(EurActiv) — France’s François Hollande and Germany’s Angela Merkel broadly agreed on a roadmap for deepening the economic and monetary union (EMU) during a two-day summit, which ended in Brussels Friday. But they described new contractual schemes to support economic reforms in eurozone states in characteristically contrasting terms.
Both leaders endorsed the objective of agreeing proposals for bank recovery, resolution and deposit guarantee schemes directives by the end of March 2013, with the EU Parliament due to adopt them before June 2013.
Their acceptance of the timeline belied a strong difference of interpretation on the issue of bank recapitalisation by the European Central Bank, however.
Back in June, Germany agreed that the establishment of a single supervisory mechanism for Europe’s banks would enable the European Central Bank to tap Europe’s rescue fund – the European Stability Mechanism – to recapitalise troubled banks. The move was widely seen as a victory for Spain an Italy.

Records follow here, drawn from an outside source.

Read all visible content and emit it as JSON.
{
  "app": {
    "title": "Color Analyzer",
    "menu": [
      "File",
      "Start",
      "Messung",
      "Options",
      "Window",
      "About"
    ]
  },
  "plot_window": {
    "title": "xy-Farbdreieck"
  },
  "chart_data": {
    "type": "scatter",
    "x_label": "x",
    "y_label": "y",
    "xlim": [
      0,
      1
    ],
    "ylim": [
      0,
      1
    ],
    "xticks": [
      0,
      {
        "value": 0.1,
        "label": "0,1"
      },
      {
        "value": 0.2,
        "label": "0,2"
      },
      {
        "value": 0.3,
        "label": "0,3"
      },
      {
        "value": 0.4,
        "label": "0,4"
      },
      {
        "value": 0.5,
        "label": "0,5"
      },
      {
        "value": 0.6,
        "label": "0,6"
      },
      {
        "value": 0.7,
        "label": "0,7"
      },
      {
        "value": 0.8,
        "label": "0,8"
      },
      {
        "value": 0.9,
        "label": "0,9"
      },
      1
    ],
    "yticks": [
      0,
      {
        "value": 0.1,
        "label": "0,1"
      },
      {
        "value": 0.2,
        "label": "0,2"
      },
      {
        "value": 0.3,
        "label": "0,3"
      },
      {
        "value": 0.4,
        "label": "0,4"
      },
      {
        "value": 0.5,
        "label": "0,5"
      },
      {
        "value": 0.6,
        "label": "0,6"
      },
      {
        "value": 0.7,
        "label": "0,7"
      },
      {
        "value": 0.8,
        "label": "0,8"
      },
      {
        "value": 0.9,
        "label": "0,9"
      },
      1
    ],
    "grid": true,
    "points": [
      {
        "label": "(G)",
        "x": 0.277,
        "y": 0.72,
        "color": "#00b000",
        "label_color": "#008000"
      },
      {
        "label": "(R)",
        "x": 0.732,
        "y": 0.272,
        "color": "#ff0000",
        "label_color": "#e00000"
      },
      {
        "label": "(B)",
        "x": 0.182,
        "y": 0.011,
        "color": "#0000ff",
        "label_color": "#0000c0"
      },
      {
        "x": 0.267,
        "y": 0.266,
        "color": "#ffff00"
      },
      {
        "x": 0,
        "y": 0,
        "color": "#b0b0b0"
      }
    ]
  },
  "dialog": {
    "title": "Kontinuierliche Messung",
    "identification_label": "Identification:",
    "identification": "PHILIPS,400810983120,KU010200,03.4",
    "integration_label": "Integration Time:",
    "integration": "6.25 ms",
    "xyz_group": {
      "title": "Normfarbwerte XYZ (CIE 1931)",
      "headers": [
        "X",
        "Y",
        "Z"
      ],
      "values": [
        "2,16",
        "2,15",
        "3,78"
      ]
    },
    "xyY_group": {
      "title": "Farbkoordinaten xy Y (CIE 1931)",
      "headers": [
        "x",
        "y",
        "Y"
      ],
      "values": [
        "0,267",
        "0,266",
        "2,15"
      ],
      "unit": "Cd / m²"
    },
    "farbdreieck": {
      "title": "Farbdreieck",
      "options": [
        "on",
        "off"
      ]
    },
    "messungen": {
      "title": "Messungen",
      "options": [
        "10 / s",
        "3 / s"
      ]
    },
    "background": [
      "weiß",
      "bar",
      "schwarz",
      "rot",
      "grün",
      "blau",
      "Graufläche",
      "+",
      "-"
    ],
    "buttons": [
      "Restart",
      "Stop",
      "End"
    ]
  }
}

However, Merkel insists that the ECB must be fully established in its supervisory role before being permitted to allot rescue cash. The aim is to have the resolution mechanism and the deposit guarantees all in place by the beginning of 2014.
Two further moves for deepening economic integration in the euro zone will not take place until at least that date.
First, there is no question that any of the longer-term EMU changes – such as a likely proposal for a European budgets minister – would appear before that date, since these may require treaty change.
No proposals for treaty change will be entertained before the European Parliamentary elections set for June 2014.
Values and duties
Also to be introduced in 2014 are “mutually agreed contracts for competitiveness and growth,” which were laid down in today’s EU summit conclusions.
Along the leaders’ thinking, such agreements would be designed to promote structural reforms in eurozone member countries – even when they are neither running excessive deficits nor in financial difficulties – with the reward of financial incentives.
European Council President Herman Van Rompuy was asked to flesh out proposals for the June EU summit but some details surrounding these instruments appear to be agreed between Europe’s two biggest players.
Maintaining her reputation as an upholder of the values of duties, Merkel emphasised the degree to which these contracts could boost competitiveness, but understated the amount of “fiscal capacity” that might be on offer as a result by way of reward.
Such a sum was not intended to be more than between €10 and €20 billion, she said, suggesting the money might be raised from the financial transaction tax, structural funds or other “own resources” within the EU budget.
In turn, Hollande lived up to his reputation for stressing “solidarity” over fiscal obligations – a key strain to his anti-austerity message – and underlined that such contracts would be voluntary.
According to the summit conclusions, the reforms implemented under the competitiveness contracts would be supported by “solidarity mechanisms that can enhance the efforts made by the member states”.
Since European institutions lack the competence to lay out contract terms in a range of fiscal issues – say pensions rights for example – such contracts will only be binding on member states to the extent they wish them to be, Hollande suggested.
He added that some states would probably refuse to sign such contracts, and added that he was personally in favour of them, when they came with “solidarity tools or incentives”.
Hollande said that he and Merkel had discussed the contracts and had come to a compromise that worked, but judging from their differing presentation of the idea, they are likely to be the subject of much debate behind the scenes.